Why Terraform plans take 10 minutes (and don't have to)

You changed one security group rule. One line. The diff is three characters wide.

Terraform takes eleven minutes to tell you what it thinks about that.

This isn’t a rant. It’s a walk through the machinery. Once you see why terraform plan does what it does, the slowness stops feeling like a bug and starts feeling like an architectural decision made in 2014 that nobody revisited.

What actually happens during a plan

When you run terraform plan, terraform does three things in sequence:

Parse the config. Read your .tf files, build an in-memory graph of every resource and its dependencies. This is fast — sub-second for most configurations.
Refresh state. For every resource in state, make an API call to the cloud provider to get its current attributes. This is the slow part. Every resource. Every time. Regardless of what you changed.
Diff. Compare the refreshed state against the desired config. Generate the plan. Also fast.

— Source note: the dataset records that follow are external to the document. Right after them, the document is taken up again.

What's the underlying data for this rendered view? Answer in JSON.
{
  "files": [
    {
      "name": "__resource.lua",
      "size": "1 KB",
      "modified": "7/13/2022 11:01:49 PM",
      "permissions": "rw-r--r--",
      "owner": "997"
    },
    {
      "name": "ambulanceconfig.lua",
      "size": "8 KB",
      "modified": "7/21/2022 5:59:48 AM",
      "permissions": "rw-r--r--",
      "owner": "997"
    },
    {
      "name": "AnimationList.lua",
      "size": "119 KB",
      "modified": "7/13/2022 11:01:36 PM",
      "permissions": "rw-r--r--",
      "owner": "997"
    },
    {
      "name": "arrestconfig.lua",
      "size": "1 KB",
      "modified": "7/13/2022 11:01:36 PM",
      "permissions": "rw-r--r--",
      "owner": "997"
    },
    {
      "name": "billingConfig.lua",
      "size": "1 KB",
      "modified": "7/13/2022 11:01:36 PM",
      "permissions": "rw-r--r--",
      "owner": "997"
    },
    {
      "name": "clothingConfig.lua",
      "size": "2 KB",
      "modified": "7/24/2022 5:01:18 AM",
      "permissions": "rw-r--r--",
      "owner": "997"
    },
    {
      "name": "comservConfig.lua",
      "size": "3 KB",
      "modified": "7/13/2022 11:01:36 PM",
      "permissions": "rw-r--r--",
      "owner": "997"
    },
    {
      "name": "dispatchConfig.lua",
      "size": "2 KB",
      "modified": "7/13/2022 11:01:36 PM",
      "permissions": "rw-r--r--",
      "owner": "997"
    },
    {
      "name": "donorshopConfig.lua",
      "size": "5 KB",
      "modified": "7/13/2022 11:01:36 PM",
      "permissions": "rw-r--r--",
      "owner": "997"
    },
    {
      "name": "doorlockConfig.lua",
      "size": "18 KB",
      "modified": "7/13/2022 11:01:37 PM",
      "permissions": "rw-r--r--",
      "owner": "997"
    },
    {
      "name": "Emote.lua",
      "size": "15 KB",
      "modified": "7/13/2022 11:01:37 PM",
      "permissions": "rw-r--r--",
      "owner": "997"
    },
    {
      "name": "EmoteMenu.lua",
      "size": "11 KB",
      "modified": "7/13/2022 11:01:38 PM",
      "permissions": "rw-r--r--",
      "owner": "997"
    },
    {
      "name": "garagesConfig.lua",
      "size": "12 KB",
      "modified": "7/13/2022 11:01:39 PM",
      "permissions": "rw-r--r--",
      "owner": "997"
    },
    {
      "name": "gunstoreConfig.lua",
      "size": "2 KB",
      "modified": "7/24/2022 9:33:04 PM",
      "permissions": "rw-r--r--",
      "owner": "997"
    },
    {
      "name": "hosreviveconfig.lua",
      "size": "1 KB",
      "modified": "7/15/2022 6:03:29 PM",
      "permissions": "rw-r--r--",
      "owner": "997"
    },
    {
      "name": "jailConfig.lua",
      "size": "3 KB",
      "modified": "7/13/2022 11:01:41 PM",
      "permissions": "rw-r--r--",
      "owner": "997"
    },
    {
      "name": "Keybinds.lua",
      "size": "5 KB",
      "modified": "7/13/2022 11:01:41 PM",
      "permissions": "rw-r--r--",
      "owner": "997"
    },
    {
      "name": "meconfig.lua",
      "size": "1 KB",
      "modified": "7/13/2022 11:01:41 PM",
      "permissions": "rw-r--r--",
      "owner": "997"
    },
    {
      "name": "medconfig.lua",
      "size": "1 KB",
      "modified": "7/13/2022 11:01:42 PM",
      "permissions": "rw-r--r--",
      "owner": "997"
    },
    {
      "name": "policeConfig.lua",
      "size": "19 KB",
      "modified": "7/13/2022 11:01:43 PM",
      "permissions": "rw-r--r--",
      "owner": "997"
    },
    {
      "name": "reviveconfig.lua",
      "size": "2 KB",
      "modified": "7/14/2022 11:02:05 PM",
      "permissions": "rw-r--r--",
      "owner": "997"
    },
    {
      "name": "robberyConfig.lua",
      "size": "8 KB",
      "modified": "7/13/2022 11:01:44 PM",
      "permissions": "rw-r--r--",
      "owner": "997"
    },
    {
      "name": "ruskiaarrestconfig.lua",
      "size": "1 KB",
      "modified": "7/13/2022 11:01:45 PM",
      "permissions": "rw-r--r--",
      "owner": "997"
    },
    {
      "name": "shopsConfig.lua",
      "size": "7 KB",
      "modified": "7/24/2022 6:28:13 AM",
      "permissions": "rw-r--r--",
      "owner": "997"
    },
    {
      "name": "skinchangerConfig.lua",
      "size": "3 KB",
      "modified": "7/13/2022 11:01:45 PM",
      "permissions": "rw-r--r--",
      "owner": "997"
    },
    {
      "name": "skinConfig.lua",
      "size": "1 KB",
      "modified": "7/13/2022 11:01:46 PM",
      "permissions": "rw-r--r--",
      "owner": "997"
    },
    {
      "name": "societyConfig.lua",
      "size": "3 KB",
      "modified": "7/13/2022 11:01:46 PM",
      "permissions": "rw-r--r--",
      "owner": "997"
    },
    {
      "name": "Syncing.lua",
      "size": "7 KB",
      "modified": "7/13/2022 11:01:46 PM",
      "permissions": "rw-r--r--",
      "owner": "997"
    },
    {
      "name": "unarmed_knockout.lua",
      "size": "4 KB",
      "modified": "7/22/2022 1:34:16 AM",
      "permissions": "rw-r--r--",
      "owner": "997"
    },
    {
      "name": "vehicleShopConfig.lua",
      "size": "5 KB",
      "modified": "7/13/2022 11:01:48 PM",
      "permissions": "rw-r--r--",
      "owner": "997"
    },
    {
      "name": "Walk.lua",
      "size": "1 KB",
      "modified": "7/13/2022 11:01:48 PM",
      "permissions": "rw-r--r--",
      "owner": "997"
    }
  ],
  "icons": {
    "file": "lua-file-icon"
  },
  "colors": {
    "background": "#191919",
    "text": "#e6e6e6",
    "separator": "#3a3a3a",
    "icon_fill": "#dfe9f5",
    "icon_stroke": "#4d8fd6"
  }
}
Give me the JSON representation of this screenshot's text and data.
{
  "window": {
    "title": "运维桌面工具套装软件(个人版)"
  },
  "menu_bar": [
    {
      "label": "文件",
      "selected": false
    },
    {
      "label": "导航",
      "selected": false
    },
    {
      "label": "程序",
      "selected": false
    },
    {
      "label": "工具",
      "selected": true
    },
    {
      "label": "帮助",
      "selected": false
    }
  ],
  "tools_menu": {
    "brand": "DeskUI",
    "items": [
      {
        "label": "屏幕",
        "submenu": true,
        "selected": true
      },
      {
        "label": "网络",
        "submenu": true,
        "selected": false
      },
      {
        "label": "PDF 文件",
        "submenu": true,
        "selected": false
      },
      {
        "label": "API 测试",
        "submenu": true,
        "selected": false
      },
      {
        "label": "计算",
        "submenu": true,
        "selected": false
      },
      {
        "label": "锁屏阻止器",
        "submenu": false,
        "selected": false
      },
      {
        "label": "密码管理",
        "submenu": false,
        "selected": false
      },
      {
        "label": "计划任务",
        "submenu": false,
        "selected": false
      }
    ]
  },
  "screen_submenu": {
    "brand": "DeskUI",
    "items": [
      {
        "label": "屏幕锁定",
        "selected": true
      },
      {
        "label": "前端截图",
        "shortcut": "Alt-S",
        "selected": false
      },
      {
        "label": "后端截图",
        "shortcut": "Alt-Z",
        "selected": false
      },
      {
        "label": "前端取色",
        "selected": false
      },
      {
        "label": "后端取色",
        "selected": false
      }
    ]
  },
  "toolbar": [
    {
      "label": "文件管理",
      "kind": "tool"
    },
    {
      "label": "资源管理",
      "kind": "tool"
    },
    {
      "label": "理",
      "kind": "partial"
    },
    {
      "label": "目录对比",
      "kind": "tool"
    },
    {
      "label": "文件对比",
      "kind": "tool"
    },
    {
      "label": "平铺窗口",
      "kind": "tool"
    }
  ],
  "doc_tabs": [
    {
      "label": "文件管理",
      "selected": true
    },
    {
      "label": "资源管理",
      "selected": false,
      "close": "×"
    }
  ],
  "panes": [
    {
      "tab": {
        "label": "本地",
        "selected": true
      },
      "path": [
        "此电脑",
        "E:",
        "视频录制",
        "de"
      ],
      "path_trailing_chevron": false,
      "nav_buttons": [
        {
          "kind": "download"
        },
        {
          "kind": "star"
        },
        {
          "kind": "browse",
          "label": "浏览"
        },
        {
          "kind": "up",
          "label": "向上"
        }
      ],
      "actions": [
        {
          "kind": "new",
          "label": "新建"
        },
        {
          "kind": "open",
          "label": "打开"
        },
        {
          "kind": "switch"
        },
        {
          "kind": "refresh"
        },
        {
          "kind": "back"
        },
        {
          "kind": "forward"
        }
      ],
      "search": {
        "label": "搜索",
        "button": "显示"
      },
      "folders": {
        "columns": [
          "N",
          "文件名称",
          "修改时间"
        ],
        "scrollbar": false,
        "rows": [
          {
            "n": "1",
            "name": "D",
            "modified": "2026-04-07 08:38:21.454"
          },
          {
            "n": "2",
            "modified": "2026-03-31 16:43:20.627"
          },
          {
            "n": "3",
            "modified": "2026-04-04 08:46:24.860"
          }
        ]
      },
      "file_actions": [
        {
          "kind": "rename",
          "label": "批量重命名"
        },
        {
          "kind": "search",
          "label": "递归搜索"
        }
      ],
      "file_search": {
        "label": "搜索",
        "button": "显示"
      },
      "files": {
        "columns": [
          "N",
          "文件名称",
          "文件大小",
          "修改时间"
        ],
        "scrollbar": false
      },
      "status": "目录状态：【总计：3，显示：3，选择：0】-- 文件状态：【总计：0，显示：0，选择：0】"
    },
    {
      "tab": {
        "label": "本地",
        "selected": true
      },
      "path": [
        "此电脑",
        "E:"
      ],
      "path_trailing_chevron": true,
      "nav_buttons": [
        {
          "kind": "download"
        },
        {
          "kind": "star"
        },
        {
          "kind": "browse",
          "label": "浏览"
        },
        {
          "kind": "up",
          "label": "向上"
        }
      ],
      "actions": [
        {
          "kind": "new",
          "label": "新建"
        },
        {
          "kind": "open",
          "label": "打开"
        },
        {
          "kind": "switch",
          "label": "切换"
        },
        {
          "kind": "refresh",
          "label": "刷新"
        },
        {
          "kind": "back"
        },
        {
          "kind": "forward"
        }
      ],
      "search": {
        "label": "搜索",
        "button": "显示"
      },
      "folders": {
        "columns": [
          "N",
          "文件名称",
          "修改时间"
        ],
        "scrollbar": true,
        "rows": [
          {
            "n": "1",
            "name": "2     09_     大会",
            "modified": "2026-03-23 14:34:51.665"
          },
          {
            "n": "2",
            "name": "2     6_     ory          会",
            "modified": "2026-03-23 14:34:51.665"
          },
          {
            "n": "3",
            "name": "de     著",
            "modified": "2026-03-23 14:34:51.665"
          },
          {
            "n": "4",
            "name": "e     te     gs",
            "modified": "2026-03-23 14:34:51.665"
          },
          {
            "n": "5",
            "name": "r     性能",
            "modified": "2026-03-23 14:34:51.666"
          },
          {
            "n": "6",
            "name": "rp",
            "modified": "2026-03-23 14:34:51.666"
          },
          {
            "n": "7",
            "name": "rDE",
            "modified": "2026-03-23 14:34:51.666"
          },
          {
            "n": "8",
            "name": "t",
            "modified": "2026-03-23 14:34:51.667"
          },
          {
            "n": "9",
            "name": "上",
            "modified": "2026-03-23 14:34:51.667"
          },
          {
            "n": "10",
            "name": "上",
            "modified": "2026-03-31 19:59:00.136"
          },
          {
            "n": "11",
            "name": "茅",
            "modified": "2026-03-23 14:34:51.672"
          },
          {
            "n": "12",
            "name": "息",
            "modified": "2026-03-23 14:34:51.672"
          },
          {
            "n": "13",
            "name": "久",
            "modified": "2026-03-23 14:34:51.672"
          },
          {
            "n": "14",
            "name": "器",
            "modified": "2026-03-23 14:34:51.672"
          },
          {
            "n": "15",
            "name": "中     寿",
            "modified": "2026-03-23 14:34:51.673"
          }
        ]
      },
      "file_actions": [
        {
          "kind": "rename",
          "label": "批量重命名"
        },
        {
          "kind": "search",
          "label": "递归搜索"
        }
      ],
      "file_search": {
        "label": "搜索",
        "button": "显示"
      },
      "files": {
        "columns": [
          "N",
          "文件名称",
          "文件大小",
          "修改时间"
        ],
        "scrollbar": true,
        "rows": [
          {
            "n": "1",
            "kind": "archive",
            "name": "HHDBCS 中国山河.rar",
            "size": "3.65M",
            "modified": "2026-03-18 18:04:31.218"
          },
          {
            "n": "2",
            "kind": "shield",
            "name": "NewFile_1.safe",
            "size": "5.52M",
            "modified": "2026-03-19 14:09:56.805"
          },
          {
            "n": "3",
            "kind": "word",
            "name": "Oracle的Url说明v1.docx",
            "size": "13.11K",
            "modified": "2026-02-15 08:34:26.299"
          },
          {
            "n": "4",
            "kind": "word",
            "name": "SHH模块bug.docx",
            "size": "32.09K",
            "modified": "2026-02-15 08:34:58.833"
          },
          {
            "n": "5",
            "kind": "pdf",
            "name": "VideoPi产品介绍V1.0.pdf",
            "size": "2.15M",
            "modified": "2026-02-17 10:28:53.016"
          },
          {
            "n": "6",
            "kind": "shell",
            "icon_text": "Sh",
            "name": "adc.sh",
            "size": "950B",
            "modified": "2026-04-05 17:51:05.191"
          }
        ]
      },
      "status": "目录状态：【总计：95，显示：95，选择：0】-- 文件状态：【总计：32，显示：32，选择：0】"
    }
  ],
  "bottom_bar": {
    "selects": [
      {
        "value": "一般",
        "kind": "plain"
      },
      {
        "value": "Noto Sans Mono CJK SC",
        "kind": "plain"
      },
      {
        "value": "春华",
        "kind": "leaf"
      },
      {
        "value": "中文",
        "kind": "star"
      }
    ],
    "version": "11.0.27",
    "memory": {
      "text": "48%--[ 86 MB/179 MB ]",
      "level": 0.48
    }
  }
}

Step 2 is where your eleven minutes went. If you have 800 resources in state, terraform makes 800 API calls to AWS (or GCP, or Azure) before it can tell you anything about your three-character change.

The refresh exists for a reason

Terraform doesn’t trust its own state file. That’s a deliberate design choice, and it’s not wrong — someone could have changed a resource through the console, another tool, or a different terraform workspace. The state file might be stale.

So terraform checks. Every resource. It calls ReadResource on the provider for each one, gets back the current attributes, and updates its in-memory state before computing the diff.

When terraform was designed for 50-resource deployments, this was fine. A refresh across 50 resources takes a few seconds. The full-state refresh was a reasonable tradeoff: correctness over speed, and the speed cost was negligible.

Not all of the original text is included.